Since some table models are state dependent, when the current state is changed by the user, BCEGameHandler simply updates the state parameters of all of the table models and sends out signals to update the displayed data. Data displayed in the payoff table model and the conditional table model will reflect the new state. The prior table model and objective weights table model exist independently of the state and will not change.

The game tab also has controls for changing the numbers of actions, states, and types. When these options are selected, BCEGameHandler simply invokves the corresponding method in the BCEGame class and signals that the models need to update their layouts.

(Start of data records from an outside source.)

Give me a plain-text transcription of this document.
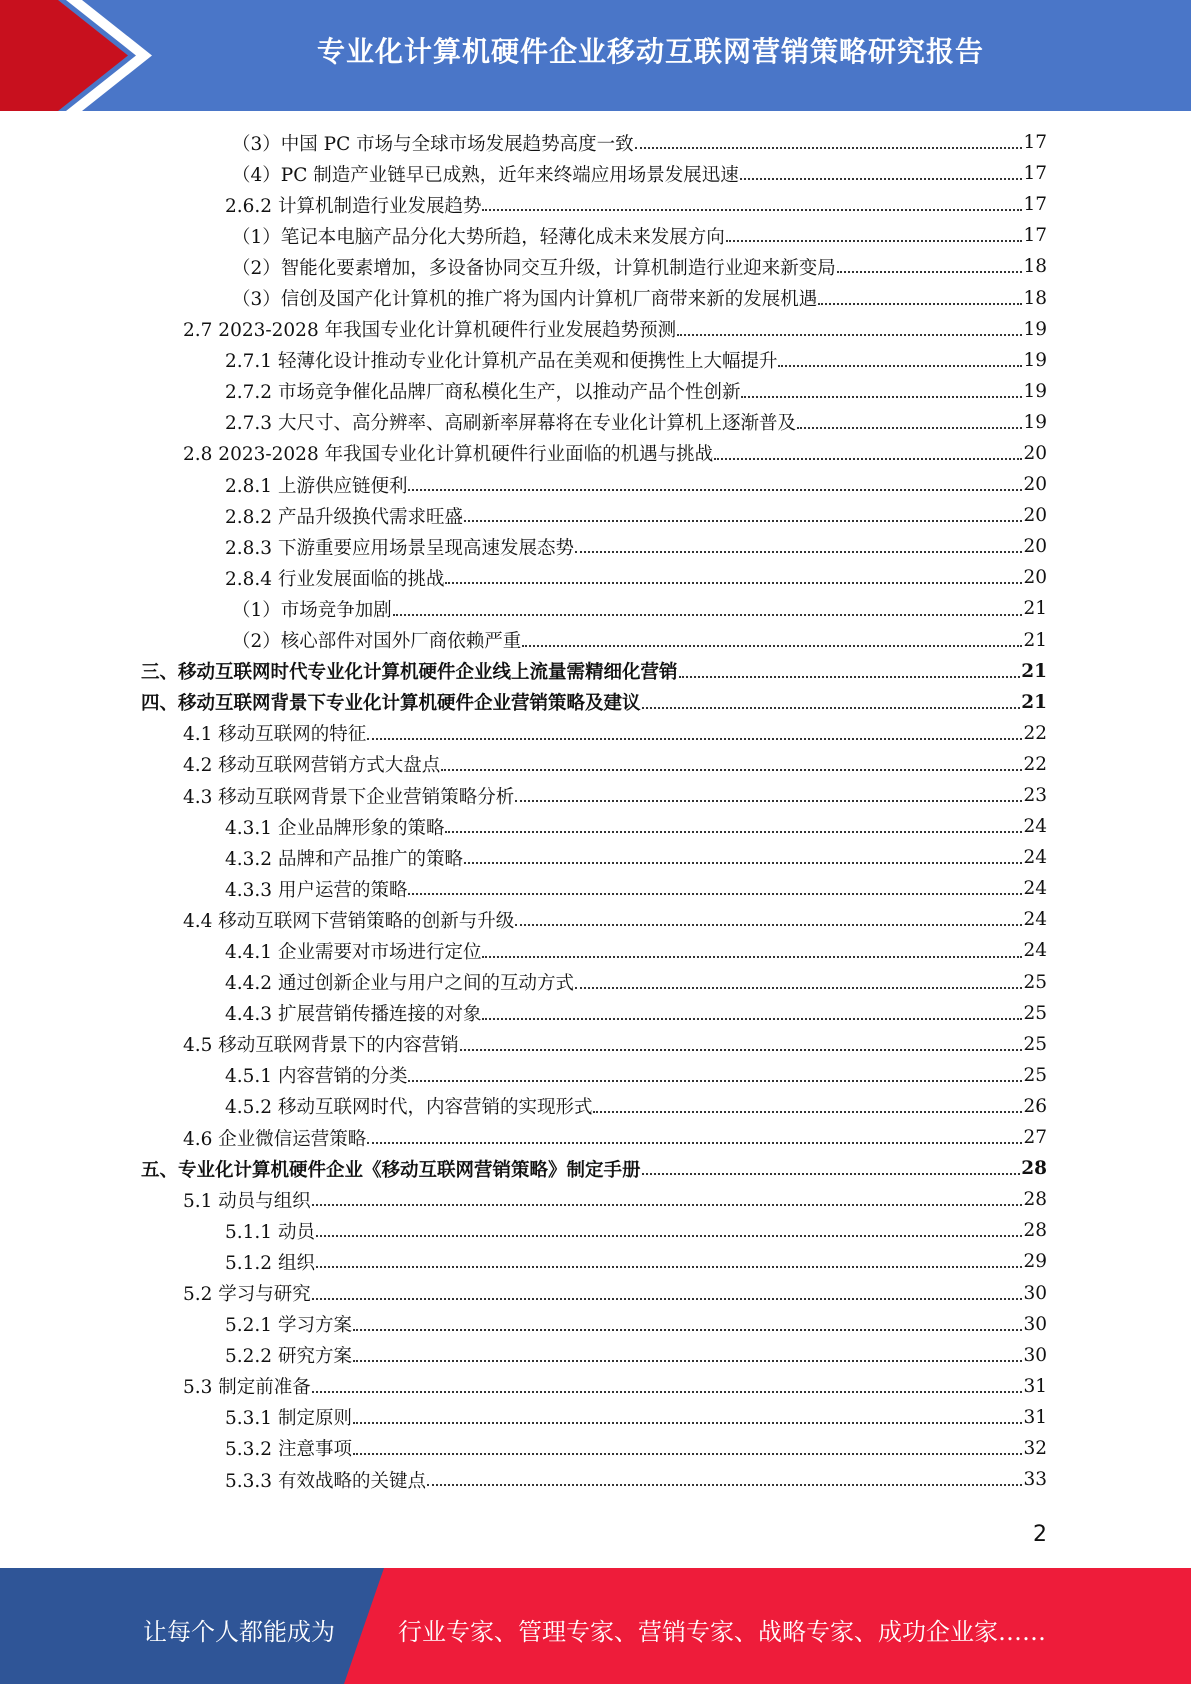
专业化计算机硬件企业移动互联网营销策略研究报告
（3）中国 PC 市场与全球市场发展趋势高度一致	17
（4）PC 制造产业链早已成熟，近年来终端应用场景发展迅速	17
2.6.2 计算机制造行业发展趋势	17
（1）笔记本电脑产品分化大势所趋，轻薄化成未来发展方向	17
（2）智能化要素增加，多设备协同交互升级，计算机制造行业迎来新变局	18
（3）信创及国产化计算机的推广将为国内计算机厂商带来新的发展机遇	18
2.7 2023-2028 年我国专业化计算机硬件行业发展趋势预测	19
2.7.1 轻薄化设计推动专业化计算机产品在美观和便携性上大幅提升	19
2.7.2 市场竞争催化品牌厂商私模化生产，以推动产品个性创新	19
2.7.3 大尺寸、高分辨率、高刷新率屏幕将在专业化计算机上逐渐普及	19
2.8 2023-2028 年我国专业化计算机硬件行业面临的机遇与挑战	20
2.8.1 上游供应链便利	20
2.8.2 产品升级换代需求旺盛	20
2.8.3 下游重要应用场景呈现高速发展态势	20
2.8.4 行业发展面临的挑战	20
（1）市场竞争加剧	21
（2）核心部件对国外厂商依赖严重	21
三、移动互联网时代专业化计算机硬件企业线上流量需精细化营销	21
四、移动互联网背景下专业化计算机硬件企业营销策略及建议	21
4.1 移动互联网的特征	22
4.2 移动互联网营销方式大盘点	22
4.3 移动互联网背景下企业营销策略分析	23
4.3.1 企业品牌形象的策略	24
4.3.2 品牌和产品推广的策略	24
4.3.3 用户运营的策略	24
4.4 移动互联网下营销策略的创新与升级	24
4.4.1 企业需要对市场进行定位	24
4.4.2 通过创新企业与用户之间的互动方式	25
4.4.3 扩展营销传播连接的对象	25
4.5 移动互联网背景下的内容营销	25
4.5.1 内容营销的分类	25
4.5.2 移动互联网时代，内容营销的实现形式	26
4.6 企业微信运营策略	27
五、专业化计算机硬件企业《移动互联网营销策略》制定手册	28
5.1 动员与组织	28
5.1.1 动员	28
5.1.2 组织	29
5.2 学习与研究	30
5.2.1 学习方案	30
5.2.2 研究方案	30
5.3 制定前准备	31
5.3.1 制定原则	31
5.3.2 注意事项	32
5.3.3 有效战略的关键点	33
2
让每个人都能成为	行业专家、管理专家、营销专家、战略专家、成功企业家……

Finally, the game tab has a "Solve" push button which triggers the solve routine, and a "Cancel" push button for interrupting the computation. More on this in the next subsection.

Solving a game

When the user presses the "Solve" button on the game tab, the signal is handled by the BCEWindow class which begins a computation using the algorithm. This computation is handled via an intermediary class called BCESolverWorker. To start the algorithm, the main window constructs a BCESolverWorker and moves it to a new thread so as not to freeze the program while the computation progresses. The worker constructs a BCESolver object for the given game. The main window and the worker communicate back and forth to manage the progress of the algorithm and output via a BCEGurobiCallback object. The callback object checks periodically to determine if the user has triggered the cancel flag, either by hitting the cancel button in the game tab or by clicking "Cancel Solve" in the tools menu of the menu bar at the top of the graphical interface. At each of these periodic checks, the callback object uses std::cout to emit information about the progress of the alorithm solving the linear program. The main window and the worker communicate back and forth in this manner until the computation terminates, at which point the BCESolution object generated by the computation is copied to BCEPlotHandler and the worker is destroyed.

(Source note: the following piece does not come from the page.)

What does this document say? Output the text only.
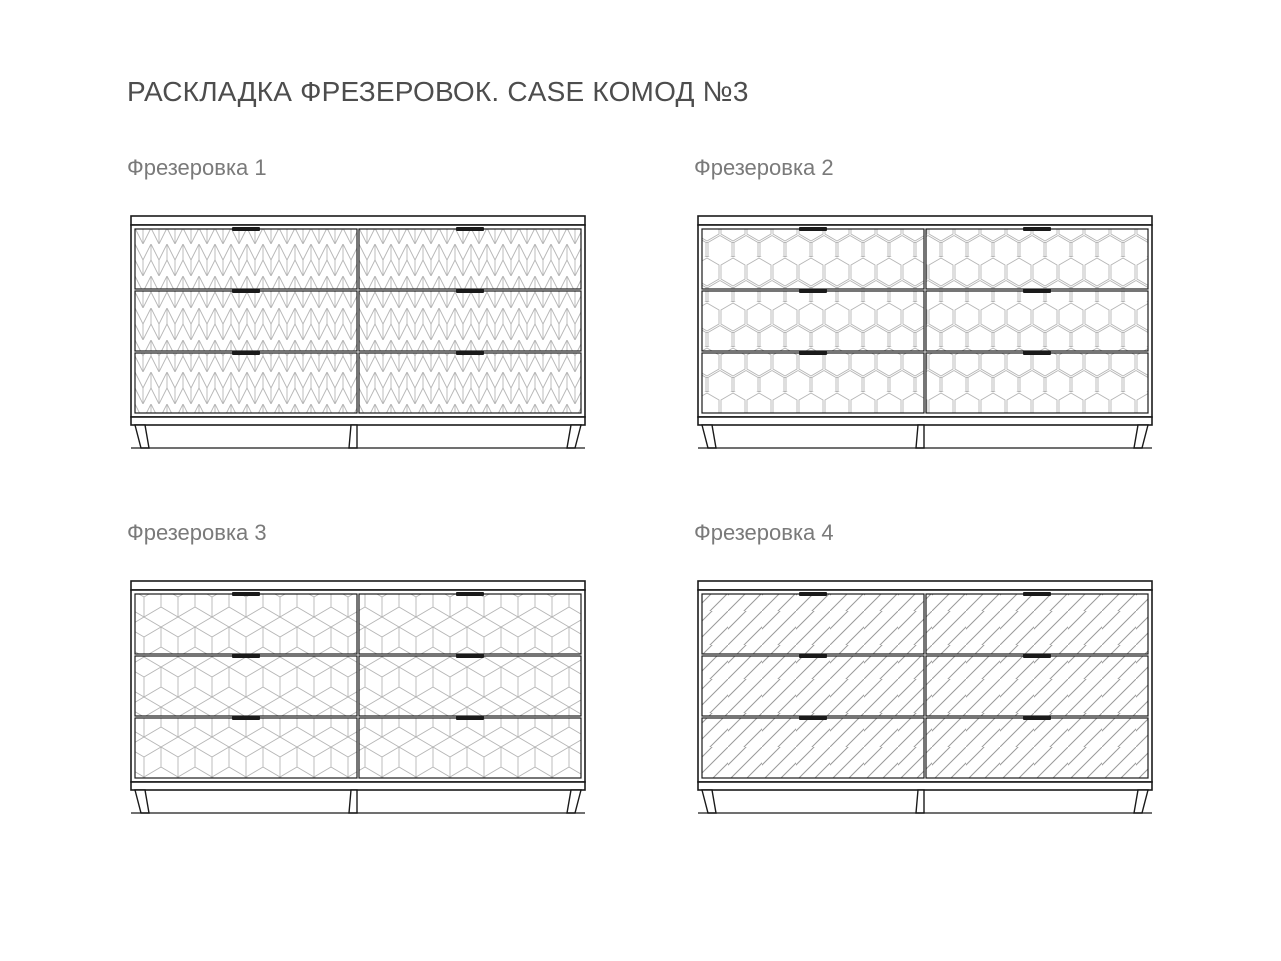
РАСКЛАДКА ФРЕЗЕРОВОК. CASE КОМОД №3
Фрезеровка 1	Фрезеровка 2
Фрезеровка 3	Фрезеровка 4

Interacting with the solution

When a solution is loaded through BCEWindow or when one is produced by solving a game, it is passed to BCEPlotHandler, which is the class that controls the solution tab. This tab contains various plots for visualizing the computations performed by the algorithm and the final solution of the game. BCEPlotHandler also passes the solution to BCEDataState, which contains methods for manipulating the BCESolution into vectors and matrices easily amenable to plotting.

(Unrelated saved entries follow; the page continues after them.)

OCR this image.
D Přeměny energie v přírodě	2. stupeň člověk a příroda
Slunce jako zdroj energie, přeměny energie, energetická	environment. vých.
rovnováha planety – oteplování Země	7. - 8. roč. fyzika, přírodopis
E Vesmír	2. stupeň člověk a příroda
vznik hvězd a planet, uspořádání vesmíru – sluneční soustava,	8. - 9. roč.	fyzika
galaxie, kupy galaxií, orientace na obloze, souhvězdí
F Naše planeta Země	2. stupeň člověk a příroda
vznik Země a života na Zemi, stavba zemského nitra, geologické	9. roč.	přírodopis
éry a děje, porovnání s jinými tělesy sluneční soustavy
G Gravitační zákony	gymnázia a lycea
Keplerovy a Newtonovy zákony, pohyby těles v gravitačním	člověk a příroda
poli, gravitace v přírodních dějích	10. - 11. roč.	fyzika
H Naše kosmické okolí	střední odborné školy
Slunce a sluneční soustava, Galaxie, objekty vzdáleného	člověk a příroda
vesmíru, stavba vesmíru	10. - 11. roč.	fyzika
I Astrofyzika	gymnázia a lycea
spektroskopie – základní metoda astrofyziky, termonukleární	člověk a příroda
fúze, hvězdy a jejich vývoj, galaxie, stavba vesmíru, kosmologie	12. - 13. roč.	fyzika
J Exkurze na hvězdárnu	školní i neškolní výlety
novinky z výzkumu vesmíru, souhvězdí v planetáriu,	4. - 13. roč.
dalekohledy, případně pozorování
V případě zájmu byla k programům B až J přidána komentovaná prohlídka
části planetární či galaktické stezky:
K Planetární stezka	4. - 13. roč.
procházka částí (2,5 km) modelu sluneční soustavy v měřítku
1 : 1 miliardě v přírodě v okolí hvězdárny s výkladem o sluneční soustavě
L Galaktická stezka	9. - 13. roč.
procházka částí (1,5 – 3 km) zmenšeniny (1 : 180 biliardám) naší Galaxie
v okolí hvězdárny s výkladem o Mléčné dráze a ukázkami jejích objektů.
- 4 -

The solution tab presents a series of BCEValueSetPlot objects, which are derived from QCustomPlot. These serve to add tooltip functionality such as displaying coordinates when hovering the mouse over the plot. A right-click on the plots opens a menu with options to save a single plot as a .png or .pdf. A click on points in the plot in the top left of the GUI will select new equilibria, if more than one equilibrium is contained within the solution object.

The primary function of the BCEPlotHandler is to handle the plotting of the data from its BCEDataState member. Which part of the solution is plotted depends on a number of parameters that are controlled by the user through various widgets. These widgets control the plots indirectly through the BCEDataState object. This object aggregates all of the settings in the widgets into one set of parameters and manipulates relevant data for plotting. In particular, when one of the controls is changed, the corresponding signal is connected to a slot in BCEDataState that updates the parameter value, manipulates relevant data for plotting, and then signals to BCEPlotHandler to replot.